Operation | Methods |
---|---|
Addition | • series + X • series.add(X) |
Subtraction | • series – X • series.sub(X) • series.substract(X) |
Multiplication | • series * X • series.mul(X) • series.multiply(X) |
Division | • series / X • series.div(X) • series.divide(X) |
Floor Division | • series // X • sereis.floordiv(X) |
Modulo | • series % X • series.mod(X) |
- Here, X can be a single value or another list.
- When X is a single value, then the operation is executed on all the values inside the series
- When X is another sereis, then the operation is executed on the matching indexes.
- If one of the series has more values than another, then the operation returns NaN
s1 = pd.Series([1, 2, np.NAN, 4])
s2 = pd.Series([5, np.NAN, 6, 7, 8])
>>> s1 + s2
0 6.0
1 NaN
2 NaN
3 11.0
4 NaN
dtype: float64
>>> s1 - s2
0 -4.0
1 NaN
2 NaN
3 -3.0
4 NaN
dtype: float64
>>> s1 * s2
0 5.0
1 NaN
2 NaN
3 28.0
4 NaN
dtype: float64
>>> s1 / s2
0 0.200000
1 NaN
2 NaN
3 0.571429
4 NaN
dtype: float64
>>> s1 // s2
0 0.0
1 NaN
2 NaN
3 0.0
4 NaN
dtype: float64
>>> s1 % s2
0 1.0
1 NaN
2 NaN
3 4.0
4 NaN
dtype: float64
Sorting Series
We can use sort_value or sort_index methods for this sorting by values or index respectively. Let’s look at the parameters which can be passed to this method.
There are other parameters that can be used, you can find those in the documentation here.
Parameters | Description |
---|---|
ascending | bool or list of bools, default True If True, sort values in ascending order, otherwise descending. |
na_position | {‘first’ or ‘last’}, default ‘last’ Argument ‘first’ puts NaNs at the beginning, ‘last’ puts NaNs at the end. |
inplace | bool, default False If True, perform operation in-place. |
- We can overwrite the series by using the inplace parameter and setting it to True. But in the back end pandas creates a copy of the series and then reassigns the variable to a new object. Thus, contrary to popular belief, the inplace doesn’t offer any perfomance benefits.
Getting the smallest and largest values
We can simply sort our series in ascending or descending order and then limit the result to output the desired number of rows.
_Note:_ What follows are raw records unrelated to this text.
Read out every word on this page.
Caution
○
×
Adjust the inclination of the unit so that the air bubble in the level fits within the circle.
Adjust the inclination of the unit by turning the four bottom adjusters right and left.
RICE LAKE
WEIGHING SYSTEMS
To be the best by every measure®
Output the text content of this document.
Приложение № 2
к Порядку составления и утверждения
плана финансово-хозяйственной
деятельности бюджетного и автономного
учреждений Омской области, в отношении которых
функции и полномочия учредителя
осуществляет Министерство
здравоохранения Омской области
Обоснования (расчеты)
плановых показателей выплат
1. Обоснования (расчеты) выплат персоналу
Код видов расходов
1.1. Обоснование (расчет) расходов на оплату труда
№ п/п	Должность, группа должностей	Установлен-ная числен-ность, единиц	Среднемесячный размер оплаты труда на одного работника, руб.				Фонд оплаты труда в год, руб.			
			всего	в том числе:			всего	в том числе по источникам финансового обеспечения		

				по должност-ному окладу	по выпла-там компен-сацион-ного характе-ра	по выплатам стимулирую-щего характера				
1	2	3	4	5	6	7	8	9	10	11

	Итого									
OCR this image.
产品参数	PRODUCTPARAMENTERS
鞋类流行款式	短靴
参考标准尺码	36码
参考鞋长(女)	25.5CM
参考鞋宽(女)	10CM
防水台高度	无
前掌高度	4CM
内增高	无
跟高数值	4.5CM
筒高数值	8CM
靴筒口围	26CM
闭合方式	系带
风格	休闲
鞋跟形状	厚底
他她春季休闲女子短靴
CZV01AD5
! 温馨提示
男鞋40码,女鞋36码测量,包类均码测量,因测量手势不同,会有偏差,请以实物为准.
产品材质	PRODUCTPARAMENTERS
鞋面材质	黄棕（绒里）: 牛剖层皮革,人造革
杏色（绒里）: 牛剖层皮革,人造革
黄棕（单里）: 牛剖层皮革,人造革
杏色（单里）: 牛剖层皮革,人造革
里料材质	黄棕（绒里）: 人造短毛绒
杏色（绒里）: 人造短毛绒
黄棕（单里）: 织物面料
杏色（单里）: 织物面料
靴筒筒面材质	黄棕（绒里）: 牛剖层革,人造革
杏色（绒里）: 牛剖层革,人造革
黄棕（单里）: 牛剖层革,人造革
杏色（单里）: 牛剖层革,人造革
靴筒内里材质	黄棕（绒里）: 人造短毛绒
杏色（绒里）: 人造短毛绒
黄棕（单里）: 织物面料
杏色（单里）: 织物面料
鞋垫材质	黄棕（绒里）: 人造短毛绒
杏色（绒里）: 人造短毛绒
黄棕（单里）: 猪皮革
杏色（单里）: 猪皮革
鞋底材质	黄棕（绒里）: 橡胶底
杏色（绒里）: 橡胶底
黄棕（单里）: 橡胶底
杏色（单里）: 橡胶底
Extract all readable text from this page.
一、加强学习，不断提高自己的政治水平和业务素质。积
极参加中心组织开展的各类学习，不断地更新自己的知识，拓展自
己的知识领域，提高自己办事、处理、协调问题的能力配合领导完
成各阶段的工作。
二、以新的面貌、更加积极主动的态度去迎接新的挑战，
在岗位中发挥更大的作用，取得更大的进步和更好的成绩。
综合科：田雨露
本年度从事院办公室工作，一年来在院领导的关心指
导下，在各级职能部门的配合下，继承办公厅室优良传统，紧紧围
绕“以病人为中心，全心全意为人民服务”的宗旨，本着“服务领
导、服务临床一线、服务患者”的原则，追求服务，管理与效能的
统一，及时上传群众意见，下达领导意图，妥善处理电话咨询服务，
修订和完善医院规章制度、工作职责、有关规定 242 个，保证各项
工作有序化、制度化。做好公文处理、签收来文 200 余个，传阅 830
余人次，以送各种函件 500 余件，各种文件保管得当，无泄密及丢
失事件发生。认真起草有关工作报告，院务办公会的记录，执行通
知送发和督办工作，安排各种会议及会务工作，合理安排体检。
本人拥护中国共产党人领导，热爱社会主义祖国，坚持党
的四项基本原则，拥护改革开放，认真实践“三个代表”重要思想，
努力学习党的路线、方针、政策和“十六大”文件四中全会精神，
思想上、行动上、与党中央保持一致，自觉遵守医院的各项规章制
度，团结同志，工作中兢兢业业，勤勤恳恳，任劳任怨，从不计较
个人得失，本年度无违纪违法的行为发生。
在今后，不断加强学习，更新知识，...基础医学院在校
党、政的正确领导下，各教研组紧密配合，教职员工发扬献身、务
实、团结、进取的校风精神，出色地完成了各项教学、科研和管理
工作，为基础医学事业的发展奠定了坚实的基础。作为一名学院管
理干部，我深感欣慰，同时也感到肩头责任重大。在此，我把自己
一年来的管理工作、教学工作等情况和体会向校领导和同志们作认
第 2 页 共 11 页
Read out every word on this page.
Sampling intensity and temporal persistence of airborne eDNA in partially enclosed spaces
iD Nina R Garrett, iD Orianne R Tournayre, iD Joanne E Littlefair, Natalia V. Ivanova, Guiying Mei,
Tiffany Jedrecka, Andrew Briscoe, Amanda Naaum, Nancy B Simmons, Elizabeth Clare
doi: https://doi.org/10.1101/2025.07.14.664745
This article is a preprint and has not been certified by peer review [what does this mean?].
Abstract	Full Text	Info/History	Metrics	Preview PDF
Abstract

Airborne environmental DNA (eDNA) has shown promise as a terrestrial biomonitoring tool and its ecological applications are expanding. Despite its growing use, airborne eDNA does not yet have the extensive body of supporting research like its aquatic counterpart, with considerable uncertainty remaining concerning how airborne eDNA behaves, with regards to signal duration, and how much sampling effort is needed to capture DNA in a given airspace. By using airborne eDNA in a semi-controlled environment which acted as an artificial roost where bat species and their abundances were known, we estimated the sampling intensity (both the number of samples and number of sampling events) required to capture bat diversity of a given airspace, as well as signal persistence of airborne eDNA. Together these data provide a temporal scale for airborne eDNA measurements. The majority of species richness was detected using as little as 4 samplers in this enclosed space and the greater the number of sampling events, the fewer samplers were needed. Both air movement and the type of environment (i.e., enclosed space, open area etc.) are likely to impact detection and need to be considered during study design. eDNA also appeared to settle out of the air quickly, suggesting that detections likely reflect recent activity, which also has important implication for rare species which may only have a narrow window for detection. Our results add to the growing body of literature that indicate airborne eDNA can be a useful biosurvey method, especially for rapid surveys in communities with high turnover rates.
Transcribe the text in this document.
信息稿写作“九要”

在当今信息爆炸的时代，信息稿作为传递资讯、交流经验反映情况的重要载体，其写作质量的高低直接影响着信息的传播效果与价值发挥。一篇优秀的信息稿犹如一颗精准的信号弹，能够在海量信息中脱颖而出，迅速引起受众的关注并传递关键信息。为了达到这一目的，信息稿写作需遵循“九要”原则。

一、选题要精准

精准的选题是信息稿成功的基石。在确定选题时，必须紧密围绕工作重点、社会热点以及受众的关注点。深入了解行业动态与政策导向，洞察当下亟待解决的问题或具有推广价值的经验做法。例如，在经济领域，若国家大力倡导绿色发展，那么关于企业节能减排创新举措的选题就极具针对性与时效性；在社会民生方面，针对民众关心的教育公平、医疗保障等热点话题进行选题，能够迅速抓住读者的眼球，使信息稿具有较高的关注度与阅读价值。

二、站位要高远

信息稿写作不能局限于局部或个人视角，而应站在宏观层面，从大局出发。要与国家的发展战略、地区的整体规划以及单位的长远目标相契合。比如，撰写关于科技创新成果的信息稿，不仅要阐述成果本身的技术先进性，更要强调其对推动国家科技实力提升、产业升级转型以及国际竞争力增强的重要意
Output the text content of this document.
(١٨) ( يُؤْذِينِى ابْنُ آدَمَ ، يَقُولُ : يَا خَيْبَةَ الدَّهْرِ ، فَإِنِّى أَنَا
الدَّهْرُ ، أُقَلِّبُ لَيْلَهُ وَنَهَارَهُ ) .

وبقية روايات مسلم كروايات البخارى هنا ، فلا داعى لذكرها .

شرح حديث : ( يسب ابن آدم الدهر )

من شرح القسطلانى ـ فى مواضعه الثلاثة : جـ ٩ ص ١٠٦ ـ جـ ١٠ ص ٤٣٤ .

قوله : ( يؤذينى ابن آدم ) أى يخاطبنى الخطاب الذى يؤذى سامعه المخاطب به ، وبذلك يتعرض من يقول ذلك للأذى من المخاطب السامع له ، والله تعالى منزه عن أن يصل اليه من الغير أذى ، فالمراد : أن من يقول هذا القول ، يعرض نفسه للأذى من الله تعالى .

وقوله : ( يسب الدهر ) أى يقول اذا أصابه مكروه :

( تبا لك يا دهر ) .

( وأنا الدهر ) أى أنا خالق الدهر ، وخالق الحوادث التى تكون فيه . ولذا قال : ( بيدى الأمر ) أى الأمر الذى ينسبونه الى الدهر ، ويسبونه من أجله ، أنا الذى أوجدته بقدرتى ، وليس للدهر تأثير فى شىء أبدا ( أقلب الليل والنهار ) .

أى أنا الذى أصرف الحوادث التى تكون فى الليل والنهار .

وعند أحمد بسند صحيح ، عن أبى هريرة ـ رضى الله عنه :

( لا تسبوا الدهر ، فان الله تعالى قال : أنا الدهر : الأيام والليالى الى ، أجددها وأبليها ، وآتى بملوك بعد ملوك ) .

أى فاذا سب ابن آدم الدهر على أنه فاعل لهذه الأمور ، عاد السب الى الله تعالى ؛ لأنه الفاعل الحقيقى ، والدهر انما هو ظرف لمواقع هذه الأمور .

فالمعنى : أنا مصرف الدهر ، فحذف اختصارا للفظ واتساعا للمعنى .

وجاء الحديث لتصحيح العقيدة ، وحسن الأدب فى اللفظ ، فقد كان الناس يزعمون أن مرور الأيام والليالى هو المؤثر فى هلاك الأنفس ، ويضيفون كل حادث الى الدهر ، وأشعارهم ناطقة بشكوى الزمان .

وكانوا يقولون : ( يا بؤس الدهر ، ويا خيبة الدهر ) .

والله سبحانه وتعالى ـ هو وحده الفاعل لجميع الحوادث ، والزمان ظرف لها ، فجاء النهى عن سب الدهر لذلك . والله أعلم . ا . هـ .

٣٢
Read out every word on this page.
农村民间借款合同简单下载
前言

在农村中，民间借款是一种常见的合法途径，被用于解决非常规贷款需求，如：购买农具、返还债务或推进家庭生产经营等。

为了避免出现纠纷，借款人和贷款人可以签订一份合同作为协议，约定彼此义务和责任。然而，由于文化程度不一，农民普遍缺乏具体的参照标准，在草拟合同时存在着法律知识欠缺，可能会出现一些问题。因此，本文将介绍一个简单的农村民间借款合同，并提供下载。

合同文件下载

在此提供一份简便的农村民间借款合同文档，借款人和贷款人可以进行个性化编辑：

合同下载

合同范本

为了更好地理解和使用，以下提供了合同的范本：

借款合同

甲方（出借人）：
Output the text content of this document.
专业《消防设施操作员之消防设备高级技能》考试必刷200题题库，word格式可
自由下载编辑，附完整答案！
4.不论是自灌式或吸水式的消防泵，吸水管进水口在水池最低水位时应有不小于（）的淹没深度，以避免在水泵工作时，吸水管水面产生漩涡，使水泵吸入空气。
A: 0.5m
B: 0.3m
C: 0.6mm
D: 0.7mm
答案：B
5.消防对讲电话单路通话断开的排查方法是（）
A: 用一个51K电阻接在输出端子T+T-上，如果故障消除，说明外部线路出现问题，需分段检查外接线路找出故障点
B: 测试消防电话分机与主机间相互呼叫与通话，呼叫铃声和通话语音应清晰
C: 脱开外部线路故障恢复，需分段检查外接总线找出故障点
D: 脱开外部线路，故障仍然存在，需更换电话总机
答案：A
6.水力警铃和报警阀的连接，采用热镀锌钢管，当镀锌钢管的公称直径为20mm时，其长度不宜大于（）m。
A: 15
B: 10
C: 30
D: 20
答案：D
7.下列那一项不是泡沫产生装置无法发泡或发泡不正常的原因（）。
But since this is a very common query, pandas have offered dedicated methods for this purpose: nlargest and nsmallest. By default, 5 rows are returned, but you can modify this behavior by passing an integer value as an argument. Here is a small example:
>>> diet.nlargest(2)
Chocolate Bar 406
Ice Cream Sundae 342
dtype: int64
>>> diet.nsmallest(1)
Cereal 125
dtype: int64
Couting values in a series
We can use the value_counts method, which counts the number of occurrences of each series value. The parameters for this method are:
Parameters | Description |
---|---|
normalize | bool, default False If True then the object returned will contain the relative frequencies of the unique values. |
sort | bool, default True Sort by frequencies. |
ascending | bool, default False Sort in ascending order. |
bins | int, optional Rather than count values, group them into half-open bins, a convenience for pd.cut, only works with numeric data. |
dropna | bool, default True Don’t include counts of NaN. |
Apply method
By using the apply method, we can invoke a function on every series value.
Let’s say in our diet series, we need to find if our food falls under a high calory diet or low. We can simply define a function that takes care of the logic and then apply that function to each value within the series.
def high_or_low_calories(calory):
return 'High' if calory > 150 else 'Low'
>>> diet
Cereal 125
Chocolate Bar 406
Ice Cream Sundae 342
dtype: int64
>>> diet.apply(high_or_low_calories)
Cereal Low
Chocolate Bar High
Ice Cream Sundae High
dtype: object
This concludes the basic foundation of Series within Pandas. I will add additional posts for any advanced use cases as I come across them, so keep an eye out for that.